Ruined hopes: a bomb-damaged building in Donetsk, which has become a city under siege. Source: Reuters
“I saw it happen slowly, this war. I had even started to get used to the presence of armed men, empty streets and the sound of explosions at night. But everything changed when the shells landed in our residential quarter. Now I am scared all the time,” says Antonina Kharchenko, 62, sitting on a bench at the entrance to her building.
Her neighbourhood, near the rail station, has been fired on several times in recent days. “When the first shell exploded in our residential quarter, the militiamen [from the so-called Donetsk People’s Republic] organised an evacuation,” she says.
“But I didn’t want to leave. I do not know where to go. All I have is my apartment. Many of those who left have returned because they have no more money.” Antonina has spent many hours in an air-raid shelter.
The people of Donetsk know all the shelters closest to their homes. Lists were distributed or posted at the entrances of their buildings. In the past two weeks, fewer and fewer areas of Donetsk have remained untouched by shells. These are not massive bombings like those of the Second World War, but between 10 and 20 shells explode every day, enough to scare everyone to death.
“The real problem is safety here,” says Andriy, a young waiter at one of the few restaurants in the city centre still open. “Until the beginning of August, it was pretty quiet. The shelling was restricted to the area around the airport and the city’s south, but now, there are no longer any safe places.”
The streets have become almost devoid of cars and pedestrians, while 95 percent of shops are closed. Just a handful of restaurants and grocery stores, sufficient to feed those who have stayed in the city, remain open.
Andriy says: “All my friends have gone. Many of them are now in Crimea, some are in Russia, others are in Kiev. I have stayed because I am one of those few who have not lost their job.”
Residents estimate that between 30 and 60 percent of the city’s one million inhabitants have fled Donetsk since May. Paradoxically, the city centre first saw an exodus, although the shelling focused initially on the outskirts.
“That’s because those in the centre have the means to leave, while the suburbs are populated by retired people and workers who do not have savings to go elsewhere to live,” says Andriy.
At sunset, the last signs of life disappear.
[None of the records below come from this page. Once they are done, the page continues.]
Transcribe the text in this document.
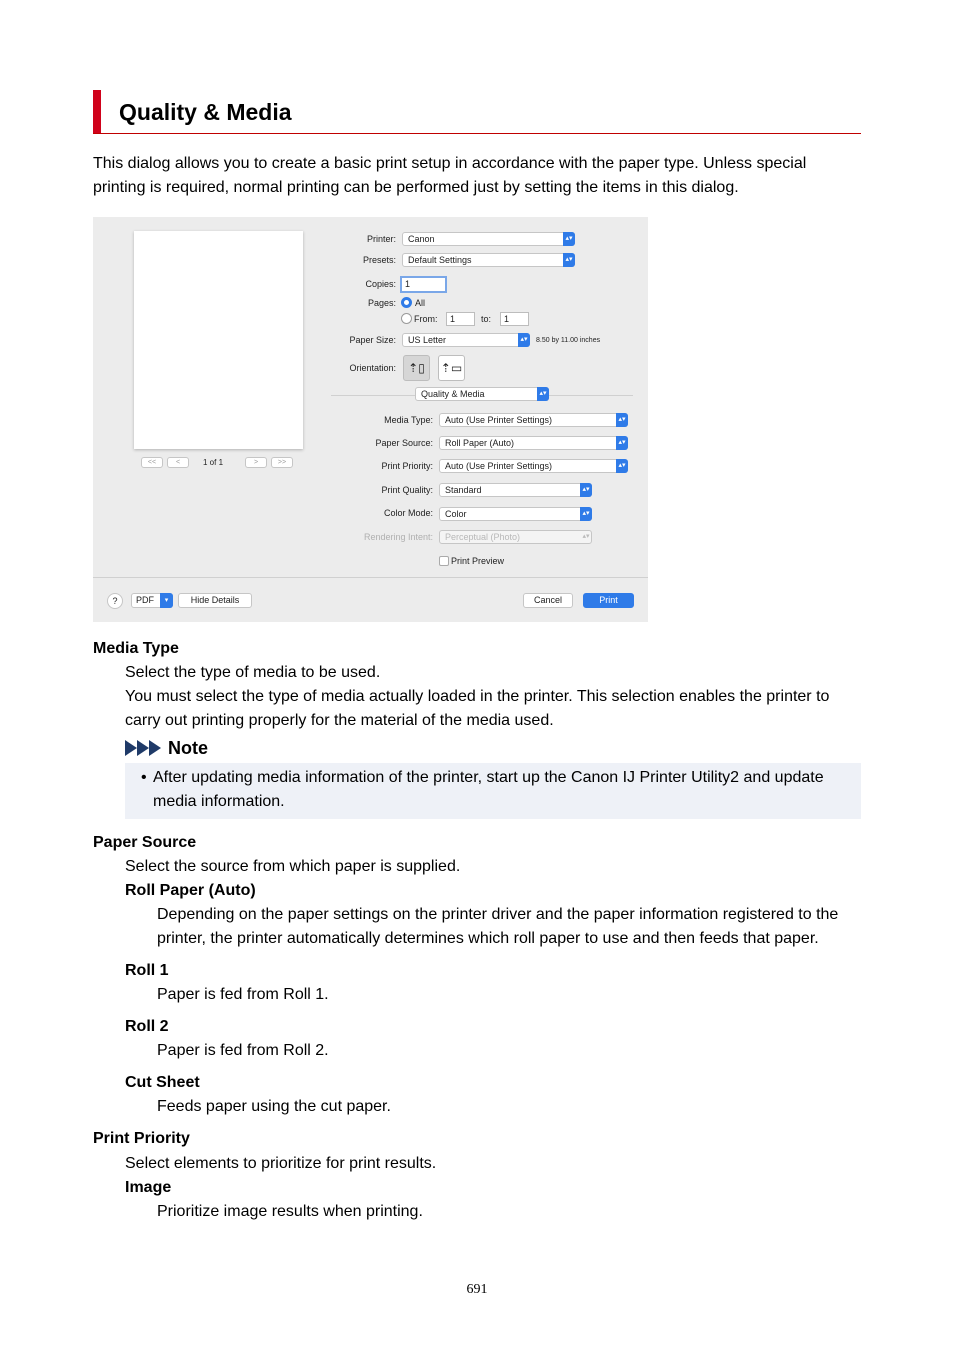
Quality & Media
This dialog allows you to create a basic print setup in accordance with the paper type. Unless special printing is required, normal printing can be performed just by setting the items in this dialog.
<<	<	1 of 1	>	>>
Printer:	Canon	▴▾
Presets:	Default Settings	▴▾
Copies:	1
Pages: All
From:	1	to:	1
Paper Size:	US Letter	▴▾	8.50 by 11.00 inches
Orientation:	⇡▯	⇡▭
Quality & Media	▴▾
Media Type:	Auto (Use Printer Settings)	▴▾
Paper Source:	Roll Paper (Auto)	▴▾
Print Priority:	Auto (Use Printer Settings)	▴▾
Print Quality:	Standard	▴▾
Color Mode:	Color	▴▾
Rendering Intent:	Perceptual (Photo)	▴▾
Print Preview
?	PDF	▾	Hide Details	Cancel	Print
Media Type
Select the type of media to be used.
You must select the type of media actually loaded in the printer. This selection enables the printer to carry out printing properly for the material of the media used.
Note
• After updating media information of the printer, start up the Canon IJ Printer Utility2 and update media information.
Paper Source
Select the source from which paper is supplied.
Roll Paper (Auto)
Depending on the paper settings on the printer driver and the paper information registered to the printer, the printer automatically determines which roll paper to use and then feeds that paper.
Roll 1
Paper is fed from Roll 1.
Roll 2
Paper is fed from Roll 2.
Cut Sheet
Feeds paper using the cut paper.
Print Priority
Select elements to prioritize for print results.
Image
Prioritize image results when printing.
691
People hurry to get home before the curfew, from 11pm to 5am, imposed by the separatist leaders. However, an island of resistance remains, in which the brave people and insomniacs gather.
The Banana Café, the only one open around the clock, hosts on its terrace a strange mixture of militia leaders flanked by heavily armed men, stylish young women and foreign journalists. If you come out, you will be greeted by total silence, broken regularly by the rumblings of war.
Mariya Krasnova, 21, is a regular at the café. Although she lives on the other side of the city, she takes refuge at the Banana Café to meet her friends. All of them are pro-Russians, and a good half of them are fighting with arms in their hands.
“I am proud to have such friends,” says Mariya. “This is my new family, because most of my relatives have stopped talking with me since the start of the conflict. They live in other regions of Ukraine and are misinformed by the media. They think I’m a terrorist! But we are simply defending our territory!” She swears that she will never leave Donetsk.
Her anger is shared by many other residents, but it is oriented towards different directions. “I’m tired of this war,” Vasyl Chorny, an electrician and Antonina’s neighbour, says with a deep sigh.
“At first, I supported the separatists, but now I just want everything to stop and people to live as before. We were promised that after the referendum [for the independence of Donbass, held on May 11] that the situation would improve, but the opposite has happened. The people behind this conflict are unable to negotiate a solution. They will not let us live in peace!” he laments.